Packaging compiler-based tools in a portable way

I’m building a tool that parses C and C++ codebases using the LLVM LibTooling API.

When a parser sees an include directive in a source file, it uses the include search paths of the clang compiler it was built on to find that header file. On NixOS, the default unwrapped clang compiler only has one include path, so the parser is unable to find common headers like iostream, cassert, and so on.

The fundamental problem is that there needs to be a way for the executable to find these headers at runtime, or regenerate them on its own. In addition, I’m trying to develop a solution that works across NixOS, mainstream Linux distributions, and macOS.

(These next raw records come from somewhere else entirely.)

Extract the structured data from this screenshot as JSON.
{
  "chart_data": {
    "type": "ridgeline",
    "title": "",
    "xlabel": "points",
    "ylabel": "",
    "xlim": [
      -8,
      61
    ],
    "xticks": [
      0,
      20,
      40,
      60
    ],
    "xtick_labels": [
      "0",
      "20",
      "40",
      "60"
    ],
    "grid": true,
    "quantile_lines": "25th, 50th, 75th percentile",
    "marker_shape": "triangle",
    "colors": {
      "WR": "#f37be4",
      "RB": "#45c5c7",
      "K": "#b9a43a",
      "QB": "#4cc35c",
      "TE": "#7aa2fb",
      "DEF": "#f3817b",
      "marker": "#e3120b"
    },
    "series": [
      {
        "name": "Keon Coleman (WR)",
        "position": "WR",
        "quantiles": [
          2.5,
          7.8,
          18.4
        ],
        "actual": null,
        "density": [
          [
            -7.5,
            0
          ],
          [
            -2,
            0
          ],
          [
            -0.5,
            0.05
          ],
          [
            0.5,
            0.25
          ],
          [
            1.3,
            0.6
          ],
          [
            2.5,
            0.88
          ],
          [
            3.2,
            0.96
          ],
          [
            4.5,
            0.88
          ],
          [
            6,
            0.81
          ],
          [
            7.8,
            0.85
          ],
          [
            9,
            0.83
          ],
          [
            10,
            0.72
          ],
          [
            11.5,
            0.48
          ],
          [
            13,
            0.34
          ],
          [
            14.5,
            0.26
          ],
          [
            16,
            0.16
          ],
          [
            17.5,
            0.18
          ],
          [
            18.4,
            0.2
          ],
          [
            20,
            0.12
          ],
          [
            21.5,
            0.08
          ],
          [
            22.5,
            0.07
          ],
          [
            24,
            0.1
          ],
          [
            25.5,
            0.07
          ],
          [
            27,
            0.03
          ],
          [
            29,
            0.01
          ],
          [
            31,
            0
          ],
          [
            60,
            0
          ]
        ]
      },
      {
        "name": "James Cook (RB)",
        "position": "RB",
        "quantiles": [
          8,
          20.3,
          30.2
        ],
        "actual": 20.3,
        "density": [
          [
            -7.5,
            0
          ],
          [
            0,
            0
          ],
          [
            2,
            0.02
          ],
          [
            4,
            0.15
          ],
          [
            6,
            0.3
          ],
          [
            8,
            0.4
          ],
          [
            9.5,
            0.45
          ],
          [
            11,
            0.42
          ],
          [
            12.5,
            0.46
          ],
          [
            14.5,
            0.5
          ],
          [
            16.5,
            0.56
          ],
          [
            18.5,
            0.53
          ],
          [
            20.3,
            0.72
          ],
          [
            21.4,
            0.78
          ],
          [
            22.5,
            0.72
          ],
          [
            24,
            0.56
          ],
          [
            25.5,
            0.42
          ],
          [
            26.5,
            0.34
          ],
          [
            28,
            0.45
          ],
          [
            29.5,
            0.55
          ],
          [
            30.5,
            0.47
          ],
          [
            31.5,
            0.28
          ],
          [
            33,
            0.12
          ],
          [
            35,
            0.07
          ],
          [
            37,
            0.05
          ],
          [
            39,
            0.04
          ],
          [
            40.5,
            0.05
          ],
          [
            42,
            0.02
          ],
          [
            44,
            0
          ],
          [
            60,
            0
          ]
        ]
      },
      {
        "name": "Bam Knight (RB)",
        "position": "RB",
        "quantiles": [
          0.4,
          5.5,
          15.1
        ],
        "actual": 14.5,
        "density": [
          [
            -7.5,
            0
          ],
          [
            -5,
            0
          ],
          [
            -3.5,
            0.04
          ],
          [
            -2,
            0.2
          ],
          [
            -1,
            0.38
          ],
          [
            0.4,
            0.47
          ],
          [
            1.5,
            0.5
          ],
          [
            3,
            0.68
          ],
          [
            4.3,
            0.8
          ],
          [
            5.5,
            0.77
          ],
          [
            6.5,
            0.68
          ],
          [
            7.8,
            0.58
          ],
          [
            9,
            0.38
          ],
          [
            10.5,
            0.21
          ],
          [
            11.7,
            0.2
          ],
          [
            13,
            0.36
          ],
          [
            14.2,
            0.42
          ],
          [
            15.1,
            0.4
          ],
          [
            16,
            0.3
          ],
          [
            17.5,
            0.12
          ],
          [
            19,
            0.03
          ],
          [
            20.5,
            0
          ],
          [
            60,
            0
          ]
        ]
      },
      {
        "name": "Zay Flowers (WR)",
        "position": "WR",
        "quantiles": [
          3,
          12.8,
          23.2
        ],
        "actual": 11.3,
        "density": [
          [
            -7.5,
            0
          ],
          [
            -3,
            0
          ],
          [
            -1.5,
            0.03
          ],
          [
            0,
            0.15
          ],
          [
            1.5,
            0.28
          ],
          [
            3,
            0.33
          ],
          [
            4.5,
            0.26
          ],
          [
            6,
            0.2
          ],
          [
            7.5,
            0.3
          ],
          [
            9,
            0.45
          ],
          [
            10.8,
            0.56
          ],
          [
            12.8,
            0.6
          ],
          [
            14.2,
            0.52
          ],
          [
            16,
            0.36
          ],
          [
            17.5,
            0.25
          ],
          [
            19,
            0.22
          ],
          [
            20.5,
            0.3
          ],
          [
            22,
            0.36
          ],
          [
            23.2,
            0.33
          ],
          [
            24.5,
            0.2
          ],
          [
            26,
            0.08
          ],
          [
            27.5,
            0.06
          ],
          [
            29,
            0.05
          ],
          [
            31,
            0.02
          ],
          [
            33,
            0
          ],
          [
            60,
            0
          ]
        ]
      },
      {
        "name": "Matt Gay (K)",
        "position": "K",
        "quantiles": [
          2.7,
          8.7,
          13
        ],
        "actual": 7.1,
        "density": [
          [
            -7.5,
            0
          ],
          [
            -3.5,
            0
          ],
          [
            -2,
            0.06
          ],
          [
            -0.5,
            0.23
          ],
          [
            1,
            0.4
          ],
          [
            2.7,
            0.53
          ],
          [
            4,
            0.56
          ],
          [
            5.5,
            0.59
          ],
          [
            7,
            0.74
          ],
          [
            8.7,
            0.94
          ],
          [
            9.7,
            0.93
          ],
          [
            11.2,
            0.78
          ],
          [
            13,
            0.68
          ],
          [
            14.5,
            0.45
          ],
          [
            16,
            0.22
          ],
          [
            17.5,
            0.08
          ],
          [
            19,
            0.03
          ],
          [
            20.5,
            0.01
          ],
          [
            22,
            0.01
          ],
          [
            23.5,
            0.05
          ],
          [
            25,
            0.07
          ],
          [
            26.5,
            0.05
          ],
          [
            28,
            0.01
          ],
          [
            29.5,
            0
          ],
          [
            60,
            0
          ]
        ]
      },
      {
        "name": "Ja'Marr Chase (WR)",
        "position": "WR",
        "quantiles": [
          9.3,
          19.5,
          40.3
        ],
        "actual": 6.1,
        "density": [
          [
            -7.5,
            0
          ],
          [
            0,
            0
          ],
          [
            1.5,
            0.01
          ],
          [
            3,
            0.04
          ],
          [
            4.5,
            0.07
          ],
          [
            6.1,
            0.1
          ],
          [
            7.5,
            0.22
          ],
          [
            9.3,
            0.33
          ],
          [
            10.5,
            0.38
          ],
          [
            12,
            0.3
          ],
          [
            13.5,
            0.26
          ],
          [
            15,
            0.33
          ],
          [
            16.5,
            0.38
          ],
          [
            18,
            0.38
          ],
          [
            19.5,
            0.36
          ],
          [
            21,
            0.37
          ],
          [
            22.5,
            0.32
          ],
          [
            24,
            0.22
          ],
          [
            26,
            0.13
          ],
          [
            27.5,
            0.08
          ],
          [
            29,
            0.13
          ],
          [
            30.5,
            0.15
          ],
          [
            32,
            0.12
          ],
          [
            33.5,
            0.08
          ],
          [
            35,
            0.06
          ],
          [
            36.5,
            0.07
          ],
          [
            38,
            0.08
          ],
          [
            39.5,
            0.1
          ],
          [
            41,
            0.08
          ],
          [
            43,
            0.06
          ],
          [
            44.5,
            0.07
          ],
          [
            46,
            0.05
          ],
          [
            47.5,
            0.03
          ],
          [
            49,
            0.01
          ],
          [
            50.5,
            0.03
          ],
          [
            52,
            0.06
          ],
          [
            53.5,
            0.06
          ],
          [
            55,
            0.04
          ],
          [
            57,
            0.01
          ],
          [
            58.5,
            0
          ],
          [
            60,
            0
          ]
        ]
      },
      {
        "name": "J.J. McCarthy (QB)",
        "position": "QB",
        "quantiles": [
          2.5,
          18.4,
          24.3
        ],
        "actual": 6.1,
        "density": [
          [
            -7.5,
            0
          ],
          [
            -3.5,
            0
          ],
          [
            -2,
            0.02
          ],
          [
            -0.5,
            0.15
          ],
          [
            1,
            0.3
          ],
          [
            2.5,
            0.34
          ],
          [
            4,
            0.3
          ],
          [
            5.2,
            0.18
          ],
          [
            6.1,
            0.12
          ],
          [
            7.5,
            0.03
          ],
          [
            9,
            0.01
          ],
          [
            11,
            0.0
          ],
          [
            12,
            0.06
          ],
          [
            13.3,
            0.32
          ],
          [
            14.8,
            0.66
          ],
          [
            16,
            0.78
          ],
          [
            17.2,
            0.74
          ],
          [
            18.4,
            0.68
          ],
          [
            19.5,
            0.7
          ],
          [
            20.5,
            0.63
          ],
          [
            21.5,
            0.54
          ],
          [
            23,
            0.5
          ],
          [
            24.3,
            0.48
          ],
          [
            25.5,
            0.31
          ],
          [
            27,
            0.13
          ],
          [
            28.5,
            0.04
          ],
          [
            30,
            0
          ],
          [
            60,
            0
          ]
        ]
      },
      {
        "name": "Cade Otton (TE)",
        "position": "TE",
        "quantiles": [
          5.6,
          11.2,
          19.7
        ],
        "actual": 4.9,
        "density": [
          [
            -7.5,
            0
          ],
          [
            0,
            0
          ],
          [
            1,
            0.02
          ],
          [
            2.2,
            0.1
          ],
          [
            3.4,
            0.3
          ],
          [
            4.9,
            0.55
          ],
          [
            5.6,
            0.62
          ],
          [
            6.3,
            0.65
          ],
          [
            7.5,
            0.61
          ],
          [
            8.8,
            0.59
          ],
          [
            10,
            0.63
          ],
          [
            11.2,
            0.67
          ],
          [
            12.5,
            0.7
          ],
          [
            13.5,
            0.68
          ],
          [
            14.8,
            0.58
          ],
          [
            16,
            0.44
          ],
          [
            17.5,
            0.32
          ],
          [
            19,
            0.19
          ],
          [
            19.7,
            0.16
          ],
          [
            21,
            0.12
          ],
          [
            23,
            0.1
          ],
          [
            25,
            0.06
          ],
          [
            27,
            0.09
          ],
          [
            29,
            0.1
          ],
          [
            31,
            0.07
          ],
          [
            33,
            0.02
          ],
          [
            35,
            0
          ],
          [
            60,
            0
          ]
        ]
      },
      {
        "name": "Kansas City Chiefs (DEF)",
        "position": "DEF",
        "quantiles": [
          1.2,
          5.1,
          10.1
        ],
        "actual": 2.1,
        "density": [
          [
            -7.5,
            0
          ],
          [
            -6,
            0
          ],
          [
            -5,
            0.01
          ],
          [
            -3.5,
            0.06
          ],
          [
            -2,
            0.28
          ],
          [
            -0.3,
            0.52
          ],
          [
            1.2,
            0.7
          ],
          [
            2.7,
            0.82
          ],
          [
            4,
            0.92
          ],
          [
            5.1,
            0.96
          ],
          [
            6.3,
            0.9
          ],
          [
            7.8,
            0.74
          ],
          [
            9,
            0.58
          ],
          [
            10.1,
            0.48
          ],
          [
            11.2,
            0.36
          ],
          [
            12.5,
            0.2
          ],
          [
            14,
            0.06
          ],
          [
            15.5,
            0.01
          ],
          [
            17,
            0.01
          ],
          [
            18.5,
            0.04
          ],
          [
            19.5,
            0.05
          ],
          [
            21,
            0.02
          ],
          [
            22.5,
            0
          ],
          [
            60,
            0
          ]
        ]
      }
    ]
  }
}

Here are the approaches I have thought of to solve this problem:

  1. Wrap the executable, as is done in the NixOS ccls package definition. ccls can take in a list of include paths on the command line, so we pass it in the paths to stdenv’s libc and C++ standard library to create a wrapped executable. I don’t like this situation as it requires wrapping, I’d prefer a solution with the minimum amount of extra work required
  2. Compiling standard library headers into the executable, then dumping them to a directory at runtime and using that as the system include path. This solution would be ideal as it produces a self-contained binary, however on NixOS the clang compiler is missing the include paths to the C++ standard library and also libc. Therefore I’d need to compile all of those headers into my executable which seems excessive and may break when parsing packages that use an alternate libc or libc++. This will also be platform specific, as macOS does not use glibc like NixOS for examble.
  3. Something I’m missing?

I’m curious to hear if someone else has faced this problem or if anyone has ideas on how to approach it.

Thanks!

Hi. Yesterday I posted a similar question Developing clang tools within nix-shell. How to wrap the program within a nix shell?.